Here’s Sarah Sutton talking about her time as Nyssa, her thoughts on how the character ‘grew up’, and her eventual decision to leave the show.

“I got a phone call from my agent, who said that I was up for a part in ‘Doctor Who’ and would I go for an interview. I went along for an interview with the director of ‘The Keeper of Traken’, John Black, and John Nathan-Turner. Very soon after this I was told I’d got the part of Nyssa, thought it was a little while before they asked me to carry on. I was very pleased to do so, and quickly signed on the dotted line because the regular pay was very appealing.

“In the script for ‘The Keeper of Traken’ there had to be a lot of falling masonry, and we all got knocked by bits of falling plaster. I remember Anthony Ainley getting very worried about it! My only real objection was that the stuff got clogged up in your hair, which was very unpleasant.

“It was a story decision to leave me out of ‘Kinda’, so that there would be more room to do something with the characters of Tegan and Adric. The problem was that the series had four regular cast members, which is spreading the lines a little thin. When my contract for that season came through, it simply said ‘to appear in twenty-four out of twenty-six episodes’, so I imagine it had been planned that way for some time.

“Black Orchid was great fun – we had a super cast, and all the Charleston, Twenties, flapper bit was a laugh. The dress I wore was beautiful, too – I think it was genuine. It was very tiring playing a double part, as far as both effects and acting were concerned. There was a lot of waiting around, and several costume changes, which can be a pain. The worst thing was keeping one’s concentration up and remembering whereabouts one was in the plot of the thing. I enjoyed the end result, although you could see that my double was anotehr actress. Actually, she wasn’t like me at all – not even the same height!

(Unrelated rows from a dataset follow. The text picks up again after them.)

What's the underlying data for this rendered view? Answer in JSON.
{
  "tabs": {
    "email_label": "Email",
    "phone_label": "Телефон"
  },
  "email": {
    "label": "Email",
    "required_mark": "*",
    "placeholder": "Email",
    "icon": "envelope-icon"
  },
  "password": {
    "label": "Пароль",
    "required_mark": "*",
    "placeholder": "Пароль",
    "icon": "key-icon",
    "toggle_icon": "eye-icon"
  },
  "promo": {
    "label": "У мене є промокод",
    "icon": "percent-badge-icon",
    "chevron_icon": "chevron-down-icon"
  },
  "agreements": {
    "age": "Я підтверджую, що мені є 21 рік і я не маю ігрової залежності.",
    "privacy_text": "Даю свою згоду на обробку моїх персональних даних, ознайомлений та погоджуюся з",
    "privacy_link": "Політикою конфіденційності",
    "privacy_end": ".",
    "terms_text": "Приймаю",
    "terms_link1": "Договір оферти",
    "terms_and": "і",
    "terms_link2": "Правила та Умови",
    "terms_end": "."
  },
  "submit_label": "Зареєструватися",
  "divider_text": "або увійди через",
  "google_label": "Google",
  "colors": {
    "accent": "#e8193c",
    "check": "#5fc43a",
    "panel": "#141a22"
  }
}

“I liked some of ‘Time Flight’. I liked the way they tried to give Nyssa a bit of extra-sensory perception and all that. I must say that the plot left me standing – I didn’t really understand it. Those Plasmaton mosnters were quite amusing, though – they were supposed to look terribly menacing but the actors inside couldn’t see where they were going or what they were doing, so the effect was rather negated. They just sort of stood there and hoped for the best.

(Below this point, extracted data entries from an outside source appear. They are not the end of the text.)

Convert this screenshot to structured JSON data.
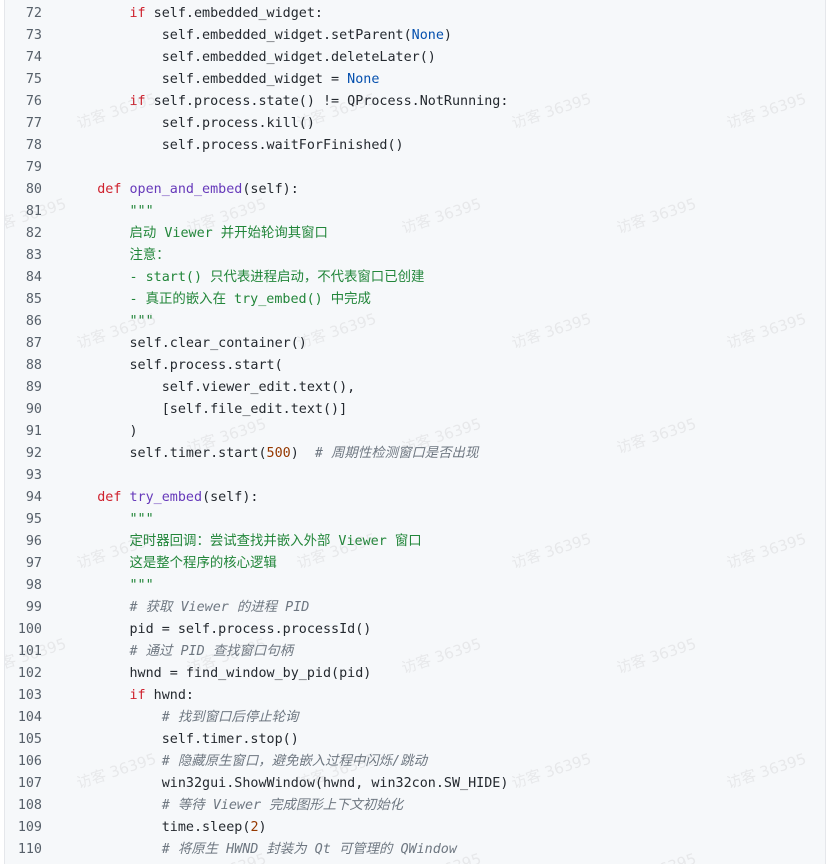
{
  "watermark": "访客 36395",
  "lines": [
    {
      "n": "72",
      "t": [
        [
          "        ",
          ""
        ],
        [
          "if",
          "k"
        ],
        [
          " self.embedded_widget:",
          ""
        ]
      ]
    },
    {
      "n": "73",
      "t": [
        [
          "            self.embedded_widget.setParent(",
          ""
        ],
        [
          "None",
          "n"
        ],
        [
          ")",
          ""
        ]
      ]
    },
    {
      "n": "74",
      "t": [
        [
          "            self.embedded_widget.deleteLater()",
          ""
        ]
      ]
    },
    {
      "n": "75",
      "t": [
        [
          "            self.embedded_widget = ",
          ""
        ],
        [
          "None",
          "n"
        ]
      ]
    },
    {
      "n": "76",
      "t": [
        [
          "        ",
          ""
        ],
        [
          "if",
          "k"
        ],
        [
          " self.process.state() != QProcess.NotRunning:",
          ""
        ]
      ]
    },
    {
      "n": "77",
      "t": [
        [
          "            self.process.kill()",
          ""
        ]
      ]
    },
    {
      "n": "78",
      "t": [
        [
          "            self.process.waitForFinished()",
          ""
        ]
      ]
    },
    {
      "n": "79",
      "t": []
    },
    {
      "n": "80",
      "t": [
        [
          "    ",
          ""
        ],
        [
          "def",
          "k"
        ],
        [
          " ",
          ""
        ],
        [
          "open_and_embed",
          "f"
        ],
        [
          "(self):",
          ""
        ]
      ]
    },
    {
      "n": "81",
      "t": [
        [
          "        ",
          ""
        ],
        [
          "\"\"\"",
          "str"
        ]
      ]
    },
    {
      "n": "82",
      "t": [
        [
          "        ",
          ""
        ],
        [
          "启动 Viewer 并开始轮询其窗口",
          "str"
        ]
      ]
    },
    {
      "n": "83",
      "t": [
        [
          "        ",
          ""
        ],
        [
          "注意：",
          "str"
        ]
      ]
    },
    {
      "n": "84",
      "t": [
        [
          "        ",
          ""
        ],
        [
          "- start() 只代表进程启动，不代表窗口已创建",
          "str"
        ]
      ]
    },
    {
      "n": "85",
      "t": [
        [
          "        ",
          ""
        ],
        [
          "- 真正的嵌入在 try_embed() 中完成",
          "str"
        ]
      ]
    },
    {
      "n": "86",
      "t": [
        [
          "        ",
          ""
        ],
        [
          "\"\"\"",
          "str"
        ]
      ]
    },
    {
      "n": "87",
      "t": [
        [
          "        self.clear_container()",
          ""
        ]
      ]
    },
    {
      "n": "88",
      "t": [
        [
          "        self.process.start(",
          ""
        ]
      ]
    },
    {
      "n": "89",
      "t": [
        [
          "            self.viewer_edit.text(),",
          ""
        ]
      ]
    },
    {
      "n": "90",
      "t": [
        [
          "            [self.file_edit.text()]",
          ""
        ]
      ]
    },
    {
      "n": "91",
      "t": [
        [
          "        )",
          ""
        ]
      ]
    },
    {
      "n": "92",
      "t": [
        [
          "        self.timer.start(",
          ""
        ],
        [
          "500",
          "num"
        ],
        [
          ")  ",
          ""
        ],
        [
          "# 周期性检测窗口是否出现",
          "cm"
        ]
      ]
    },
    {
      "n": "93",
      "t": []
    },
    {
      "n": "94",
      "t": [
        [
          "    ",
          ""
        ],
        [
          "def",
          "k"
        ],
        [
          " ",
          ""
        ],
        [
          "try_embed",
          "f"
        ],
        [
          "(self):",
          ""
        ]
      ]
    },
    {
      "n": "95",
      "t": [
        [
          "        ",
          ""
        ],
        [
          "\"\"\"",
          "str"
        ]
      ]
    },
    {
      "n": "96",
      "t": [
        [
          "        ",
          ""
        ],
        [
          "定时器回调：尝试查找并嵌入外部 Viewer 窗口",
          "str"
        ]
      ]
    },
    {
      "n": "97",
      "t": [
        [
          "        ",
          ""
        ],
        [
          "这是整个程序的核心逻辑",
          "str"
        ]
      ]
    },
    {
      "n": "98",
      "t": [
        [
          "        ",
          ""
        ],
        [
          "\"\"\"",
          "str"
        ]
      ]
    },
    {
      "n": "99",
      "t": [
        [
          "        ",
          ""
        ],
        [
          "# 获取 Viewer 的进程 PID",
          "cm"
        ]
      ]
    },
    {
      "n": "100",
      "t": [
        [
          "        pid = self.process.processId()",
          ""
        ]
      ]
    },
    {
      "n": "101",
      "t": [
        [
          "        ",
          ""
        ],
        [
          "# 通过 PID 查找窗口句柄",
          "cm"
        ]
      ]
    },
    {
      "n": "102",
      "t": [
        [
          "        hwnd = find_window_by_pid(pid)",
          ""
        ]
      ]
    },
    {
      "n": "103",
      "t": [
        [
          "        ",
          ""
        ],
        [
          "if",
          "k"
        ],
        [
          " hwnd:",
          ""
        ]
      ]
    },
    {
      "n": "104",
      "t": [
        [
          "            ",
          ""
        ],
        [
          "# 找到窗口后停止轮询",
          "cm"
        ]
      ]
    },
    {
      "n": "105",
      "t": [
        [
          "            self.timer.stop()",
          ""
        ]
      ]
    },
    {
      "n": "106",
      "t": [
        [
          "            ",
          ""
        ],
        [
          "# 隐藏原生窗口，避免嵌入过程中闪烁/跳动",
          "cm"
        ]
      ]
    },
    {
      "n": "107",
      "t": [
        [
          "            win32gui.ShowWindow(hwnd, win32con.SW_HIDE)",
          ""
        ]
      ]
    },
    {
      "n": "108",
      "t": [
        [
          "            ",
          ""
        ],
        [
          "# 等待 Viewer 完成图形上下文初始化",
          "cm"
        ]
      ]
    },
    {
      "n": "109",
      "t": [
        [
          "            time.sleep(",
          ""
        ],
        [
          "2",
          "num"
        ],
        [
          ")",
          ""
        ]
      ]
    },
    {
      "n": "110",
      "t": [
        [
          "            ",
          ""
        ],
        [
          "# 将原生 HWND 封装为 Qt 可管理的 QWindow",
          "cm"
        ]
      ]
    }
  ]
}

“John Nathan-Turner felt that it was time to see Nyssa grow up a bit and become a bit more sophisticated. Part of this was reflected in the looser hairstyle and the new costumes which were designed to give Nyssa a more adult look. Apparently there’d been complaints from ‘Doctor Who’ viewers that Nyssa kept herself so covered up all the time! Hence the new look – although for filming purposes, mini-skirts are somewhat less practical than velvet trousers.

“I think Nyssa got more sure of herself later on. It was decided before the season started that Nyssa would be written out midway through. John decided that we’d done all we could with her and I can see the validity of that – but before she went, there was this effort made to make her seem a little maturer and more able to cope than she had been before – important, really, considering the circumstances of her departure.

“It was so lovely to work with Nicholas Courtney on ‘Mawrdryn Undead’, he’s as much a part of ‘Doctor Who’ as the Daleks. It was an intriguing story, too, and we had a lot of laughs making it. You can imagine the reaction when we first saw all of Mawdryn’s lot in those costumes and with those wigs and that make-up. We all died laughing because they looked like large salt cellars – and they moved like them too. Poor Peter Moffatt had to tell us off about that.

“The ageing make-up took hours, and it was most uncomforable because you’d get an itch under your latex skin and you couldn’t scratch it for fear of ruining the make-up and having to go through the whole process all over again. It made your skin feel very tight when you actually got it off, and it wasn’t pleasant.

“Dropping my skirt was my parting gesture to all those fans who wante to see the real Nyssa. It was my idea and John okayed it, but in retrospect I wish I hadn’t bothered because it caused such a stir, I get asked about it whenever I’m interviewed about ‘Doctor Who’. We’d seen Nyssa grow up over the two years, and turn from a very protected and aristocratic young lady into a mature and well-balanced woman. She was a scientist with a strong sense of good, and in spite of the awful events thorugh which she’d lived, she always managed to carry on.

“There was a strike going on when we made ‘Terminus’, and so on my last day I didn’t finish. I had to come for a brief re-mount during the recording of the next story, ‘Enlightenment’, and so my farewell scene wasn’t the last thing I did at all. It left me with a bit of an empty feeling – I went home thinking ‘Well, I’d at least have liked a clean break’.